Synopses & Reviews
A bewitching account of the lures, torments, and rewards of making and performing some of the most interesting music in some of the most iconic indie bands (Galaxie 500, Luna) in recent memory
What do you do if you're an outsider with a funny accent coming of age in alien bastions of privilege in New York City and Cambridge, Massachusetts? If you're a certain sort of kid, you front a rock band. And if you're Dean Wareham, you end up founding a rock band, Galaxie 500, that continues to enjoy what can be called notable postmortem cult success. And then you start a new band, Luna, which enjoys even more spectacular, albeit still "cult" success (which means they don't play your songs on mainstream radio and you never crack MTV), until, some fifteen years after it began, that band reaches its natural end too. And then you write a book about it all: an unsentimental journey through the great, world-wide indiemusic landscape.
A wickedly honest and unsparing account of a journey through the music world-the artistry and the hustle, the effortless success and the high living as well as the bitter pills and self-inflicted wounds-by a brilliant and fearless participant-observer, Black Postcards is absurdly rich in rewards for anyone who was ever in a band or just took an interest in indie music over the past twenty years-a sort of Kitchen Confidential written by a different species of front man. Black Postcards also captures what has happened, for good and ill, to the entire ecosystem of popular music over this time of radical change, a time when categories like "indie" and "alternative" started to morph beyond all recognition. Rolling Stone called Dean Wareham's band Luna "the greatest band you've never heard of " and named its album Penthouse one of its 100 greatest rock albums of our time. Black Postcards is also about what it's like to have to pretend to be civil as you answer the same helpful question over and over again, "Why aren't you guys more famous?" Why indeed?

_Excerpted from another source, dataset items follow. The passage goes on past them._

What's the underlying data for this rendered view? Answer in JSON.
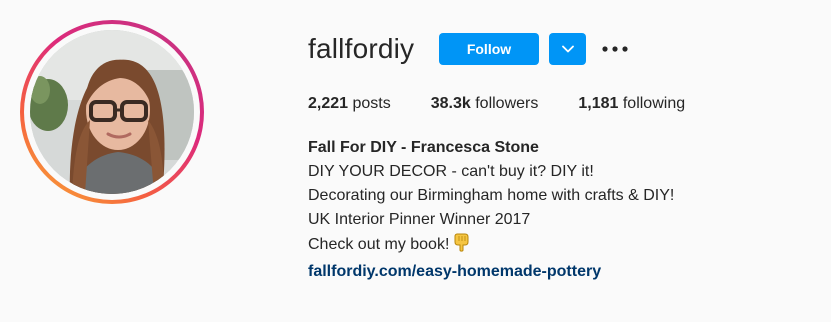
{
  "profile": {
    "username": "fallfordiy",
    "follow_label": "Follow",
    "stats": {
      "posts_count": "2,221",
      "posts_label": " posts",
      "followers_count": "38.3k",
      "followers_label": " followers",
      "following_count": "1,181",
      "following_label": " following"
    },
    "bio": {
      "full_name": "Fall For DIY - Francesca Stone",
      "lines": [
        "DIY YOUR DECOR - can't buy it? DIY it!",
        "Decorating our Birmingham home with crafts & DIY!",
        "UK Interior Pinner Winner 2017",
        "Check out my book!"
      ],
      "link": "fallfordiy.com/easy-homemade-pottery"
    }
  },
  "colors": {
    "primary_button": "#0095f6",
    "link": "#00376b",
    "text": "#262626",
    "background": "#fafafa"
  },
  "icons": {
    "dropdown": "chevron-down-icon",
    "more": "more-options-icon",
    "emoji": "pointing-down-hand-emoji"
  }
}
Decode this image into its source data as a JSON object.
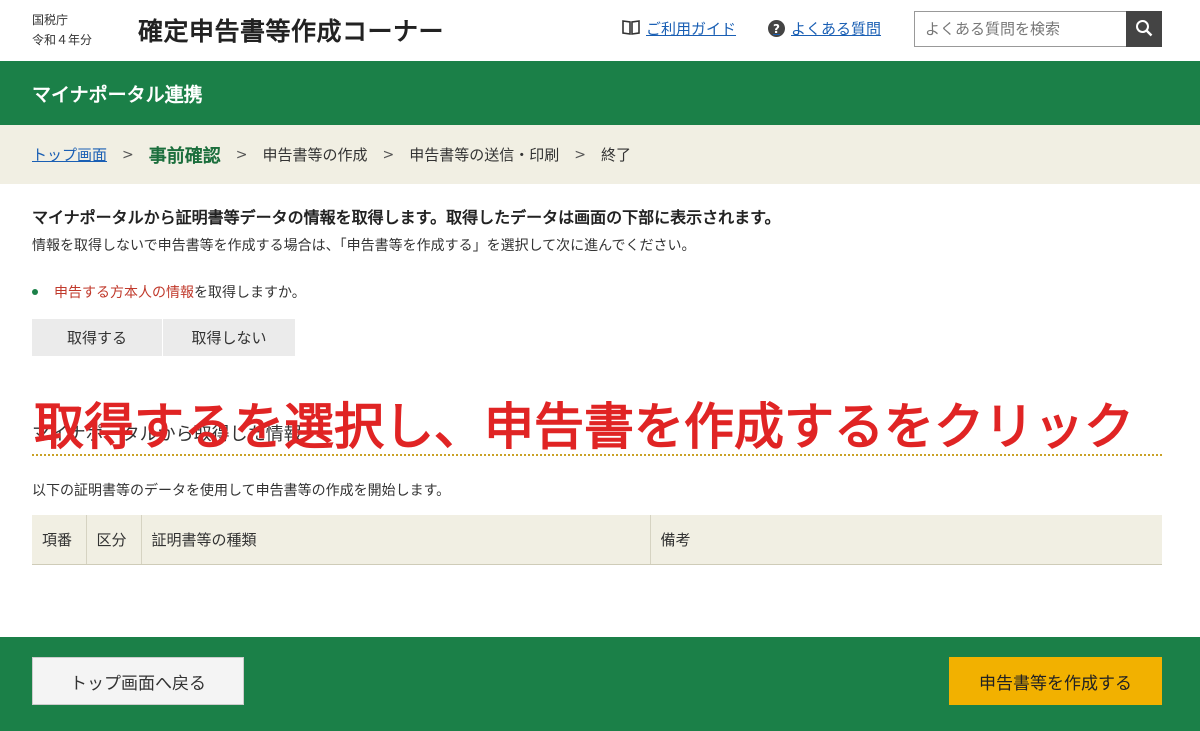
{
  "header": {
    "agency": "国税庁",
    "year": "令和４年分",
    "site_title": "確定申告書等作成コーナー",
    "guide_label": "ご利用ガイド",
    "faq_label": "よくある質問",
    "search_placeholder": "よくある質問を検索"
  },
  "section_bar": {
    "title": "マイナポータル連携"
  },
  "breadcrumb": {
    "steps": [
      "トップ画面",
      "事前確認",
      "申告書等の作成",
      "申告書等の送信・印刷",
      "終了"
    ]
  },
  "main": {
    "lead": "マイナポータルから証明書等データの情報を取得します。取得したデータは画面の下部に表示されます。",
    "sub": "情報を取得しないで申告書等を作成する場合は、「申告書等を作成する」を選択して次に進んでください。",
    "question_link": "申告する方本人の情報",
    "question_rest": "を取得しますか。",
    "choice_yes": "取得する",
    "choice_no": "取得しない",
    "section_title": "マイナポータルから取得した情報",
    "section_text": "以下の証明書等のデータを使用して申告書等の作成を開始します。",
    "table_headers": [
      "項番",
      "区分",
      "証明書等の種類",
      "備考"
    ]
  },
  "overlay": {
    "text": "取得するを選択し、申告書を作成するをクリック"
  },
  "footer": {
    "back_label": "トップ画面へ戻る",
    "create_label": "申告書等を作成する"
  },
  "colors": {
    "brand_green": "#1b8048",
    "accent_yellow": "#f2b100",
    "overlay_red": "#e02424",
    "link_blue": "#1a5fb4"
  }
}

"In his grumpy but informative memoir, Wareham, the lead guitarist and vocalist for seminal independent rock bands Galaxie 500 and Luna, recounts the highs and lows of his life as a musician. While Wareham's narrative voice is not particularly warm, he is refreshingly frank (though quite defensive) about the personal conflicts that broke up Galaxie 500, as well as about his later, somewhat more conventional rock and roll antics, which included drug use and infidelity. For most readers, the heart of the book will come in the first hundred odd pages, which focus on the financially difficult but artistically fruitful run of Galaxie 500, featuring Damon Krukowski and Naomi Yang, in the late 1980s and early '90s. The stories of nights spent on the floors of college radio station managers and recording classic albums in three days are the stuff of do-it-yourself legend, and at its best, the book serves as a clear narrative of the travails of independent musicians in the days before mp3s and Pitchfork Media (which gets a snarky shout-out). Wareham gets a lot of mileage out of frustration with booking agents, band mates and radio stations, and over the course of the book, one gets a prevailing sense of how truly difficult it can be for some great musicians to break through the mass media wall." Publishers Weekly (Copyright Reed Business Information, Inc.)
In this wickedly honest and unsparing account of a journey through the music world, "Black Postcards" captures what has happened, for good and ill, to the entire ecosystem of popular music from someone who's been there.
A bewitching memoir about the lures, torments, and rewards of making and performing music in the indie rock world
Dean Wareham's seminal bands Galaxie 500 and Luna have long been adored by a devoted cult following and extolled by rock critics. Now he brings us the blunt, heartbreaking, and wickedly charismatic account of his personal journey through the music world-the artistry and the hustle, the effortless success and the high living, as well as the bitter pills and self-inflicted wounds. It captures, unsparingly, what has happened to the entire ecosystem of popular music over a time of radical change, when categories such as "indie" and "alternative" meant nothing to those creating the music, but everything to the major labels willing to pay for it. Black Postcards is a must-have for Wareham's many fans, anyone who has ever been in a band, or the listeners who have taken an interest in the indie rock scene over the last twenty years.
About the Author
Dean Wareham was born in New Zealand in 1963. He has recorded sixteen albums, including On Fire (with Galaxie 500), Penthouse (with Luna) and most recently Back Numbers (as one half of Dean & Britta).